異世界賢者の転生無双 ~ゲームの知識で異世界最強~
https://ncode.syosetu.com/n3428fa/
作者は書籍化&コミカライズもされている『失格紋の最強賢者』の進行諸島。なので、おもしろさは折り紙つき。プレイしていたゲームそっくりの異世界に転生して、ゲーム知識で無双する異世界転生モノ。まだ主人公は低レベルなのでいろいろ苦労はするのだけど、攻略知識でさくさくと無双する展開で、そのバランスが非常に楽しいです。……しかし、元のゲームって、攻略情報の有無で難易度が全然違うわけで、どう見てもゲームバランスが酷いくそゲーだよね。
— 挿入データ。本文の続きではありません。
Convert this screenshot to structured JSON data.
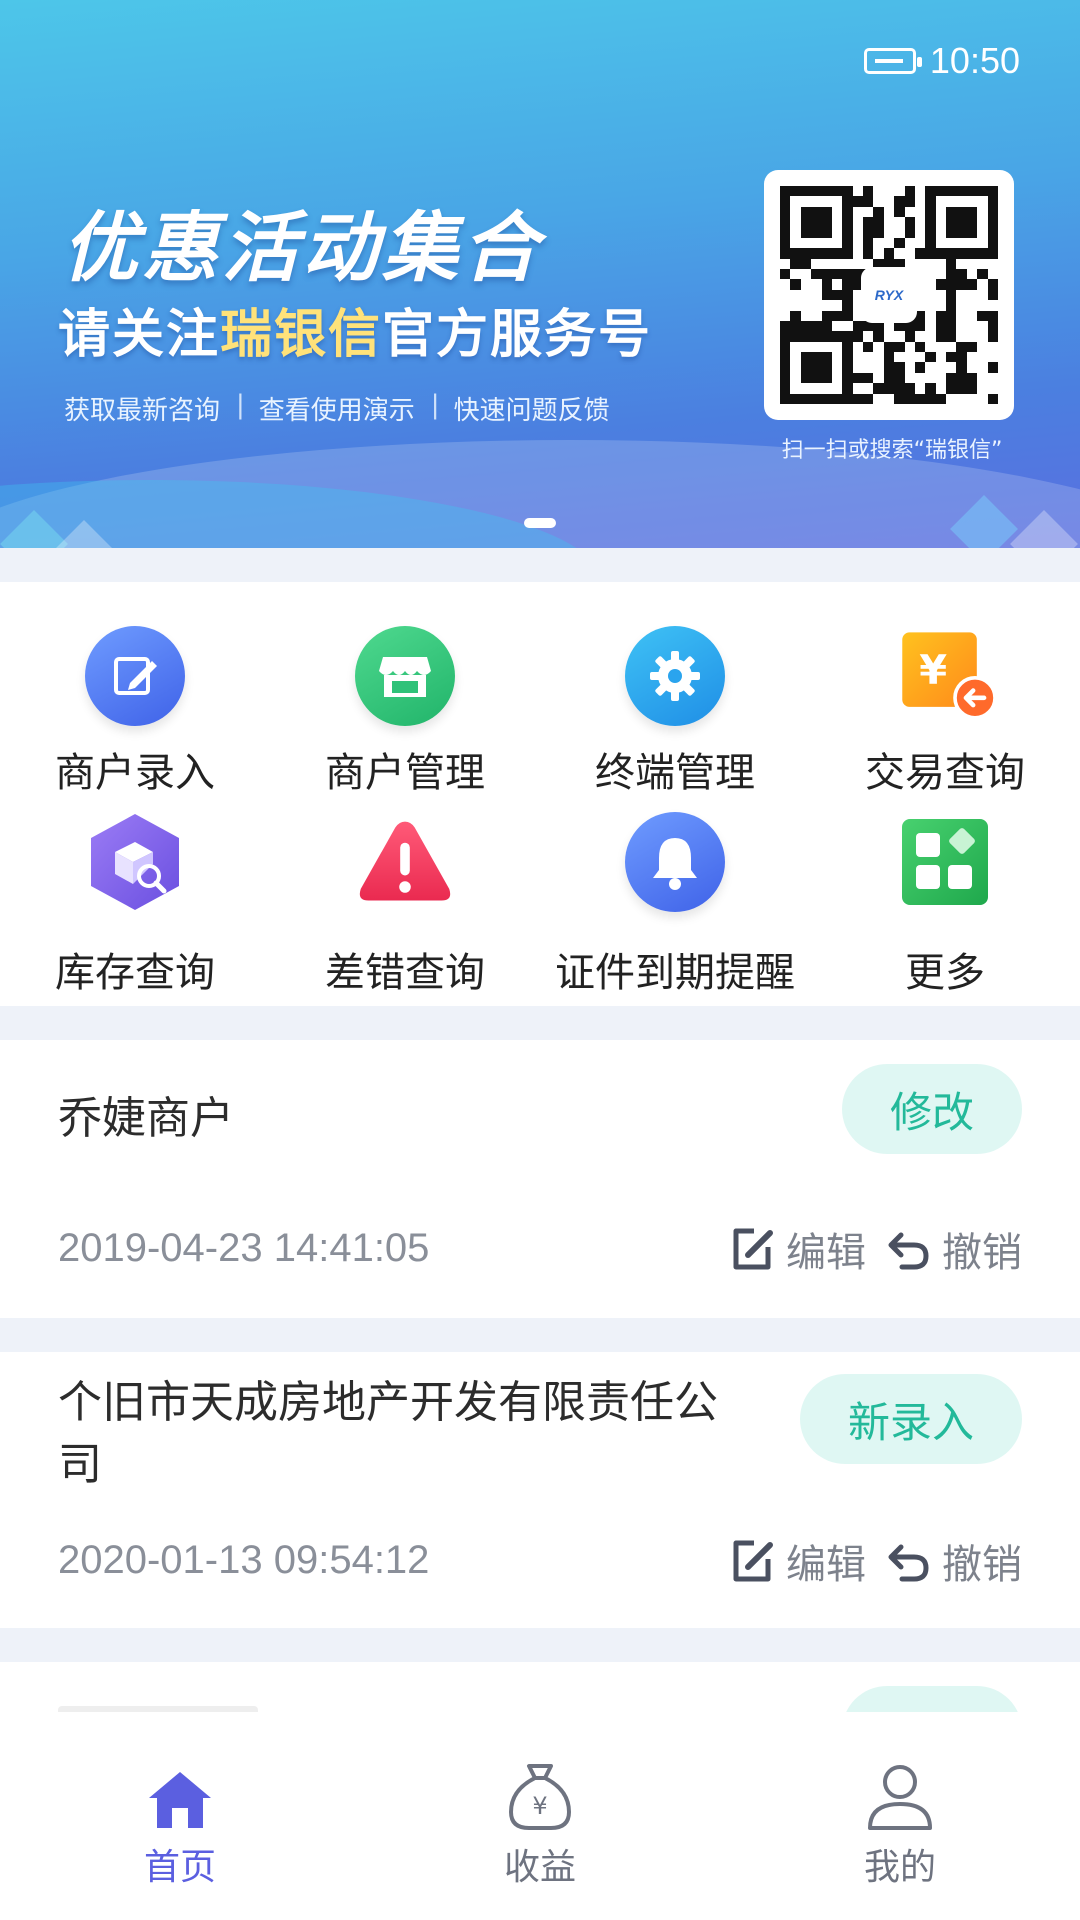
{
  "status_bar": {
    "time": "10:50"
  },
  "banner": {
    "title": "优惠活动集合",
    "subtitle_prefix": "请关注",
    "subtitle_highlight": "瑞银信",
    "subtitle_suffix": "官方服务号",
    "tags": [
      "获取最新咨询",
      "查看使用演示",
      "快速问题反馈"
    ],
    "qr_logo": "RYX",
    "qr_caption": "扫一扫或搜索“瑞银信”"
  },
  "menu": {
    "items": [
      {
        "label": "商户录入",
        "icon": "edit-icon"
      },
      {
        "label": "商户管理",
        "icon": "store-icon"
      },
      {
        "label": "终端管理",
        "icon": "gear-icon"
      },
      {
        "label": "交易查询",
        "icon": "yuan-exchange-icon"
      },
      {
        "label": "库存查询",
        "icon": "inventory-search-icon"
      },
      {
        "label": "差错查询",
        "icon": "warning-icon"
      },
      {
        "label": "证件到期提醒",
        "icon": "bell-icon"
      },
      {
        "label": "更多",
        "icon": "grid-icon"
      }
    ]
  },
  "records": [
    {
      "name": "乔婕商户",
      "status": "修改",
      "time": "2019-04-23 14:41:05",
      "edit": "编辑",
      "revoke": "撤销"
    },
    {
      "name_line1": "个旧市天成房地产开发有限责任公",
      "name_line2": "司",
      "status": "新录入",
      "time": "2020-01-13 09:54:12",
      "edit": "编辑",
      "revoke": "撤销"
    }
  ],
  "tabbar": {
    "items": [
      {
        "label": "首页",
        "icon": "home-icon",
        "active": true
      },
      {
        "label": "收益",
        "icon": "money-bag-icon",
        "active": false
      },
      {
        "label": "我的",
        "icon": "user-icon",
        "active": false
      }
    ],
    "active_color": "#5b5fe0",
    "inactive_color": "#6e7380"
  },
  "colors": {
    "accent_teal": "#23b99a",
    "pill_bg": "#dff7f3",
    "band": "#eef2f9"
  }
}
ハズレ枠の【状態異常スキル】で最強になった俺がすべてを蹂躙するまで
https://ncode.syosetu.com/n1785ek/
クラス丸ごと召喚された中で、ひとり見せしめに追放されるところからスタートする復讐モノ。なろうではよくあるパターンだけど、その中では圧倒的に素晴らしい作品。復讐相手である女神の絶対強者としての地位と腹黒さ、主人公の復讐への思いの強さと実力を発揮するには工夫が必要なチート能力。“復讐”というストーリーの軸がしっかりしている上で、単に復讐して“ざまぁ”というわけでもない、非常によくできたストーリー展開。作者の体調不良で一時更新が止まって心配だったのですが、最近無事復活して、とても安心しました。
収納魔法都市~お前らみんな底辺に落としてやる
https://ncode.syosetu.com/n9938eu/
6月14日連載スタート、7月7日に全18話で完結。1か月足らずで怒涛のように駆け抜けた作品。魔王討伐後に勇者パーティーの仲間に裏切られた主人公が、絶望の中、全人類に復讐を誓い実行していく物語。“ざまぁ”メインの物語って、途中でダレたりブレたりすることが多いのだけど、この作品はブレることなく、最後まできちんと読者の期待通りにやり切ったところが素晴らしい。全人類に容赦ないところもポイント高い。ほんと、復讐モノはこうでなければいけない。
察知されない最強職《ルール・ブレイカー》
https://ncode.syosetu.com/n5475dz/
ポイントを自由にスキルに割り振れるチート能力持ちの主人公が隠密系のスキルにポイント振りまくって活躍する物語。冒険者の枠に収まらず、世界を股に各国の王様を巻き込んで好き勝手する展開はホント楽しい。作者はスーパーダッシュ小説新人賞からデビューした10年以上の実績のある三上康明で、なろうの中では、やっぱりクオリティーは段違い。あ、この作品も書籍化されているのだけど、書籍版は読んでないんだよな(汗;。
転生貴族の異世界冒険録~自重を知らない神々の使徒~
https://ncode.syosetu.com/n4936dp/
神様から過度にチート能力を授けられた主人公が活躍する、気持ちよいほどに俺TUEEEEEEな異世界転生モノ。物語としては、これといった特徴のない俺TUEEEEEEEなんですが、適度に黒い主人公の性格や、物語の展開はもちろん、その展開に関しても、きちんと書くべきところとさくっと済ませるところの選択が絶妙で、とにかく、めちゃくちゃめちゃくちゃ私好み。
この作品を読んでると、なろうって、山ほど似たような作品があるからこそ、ものすごく自分好みの作品を見つけることができるということが実感できるんですよ。「なろうは似たような作品ばかり」という人は、本当に自分にフィットした作品を知らない、不幸な人なんだと思います。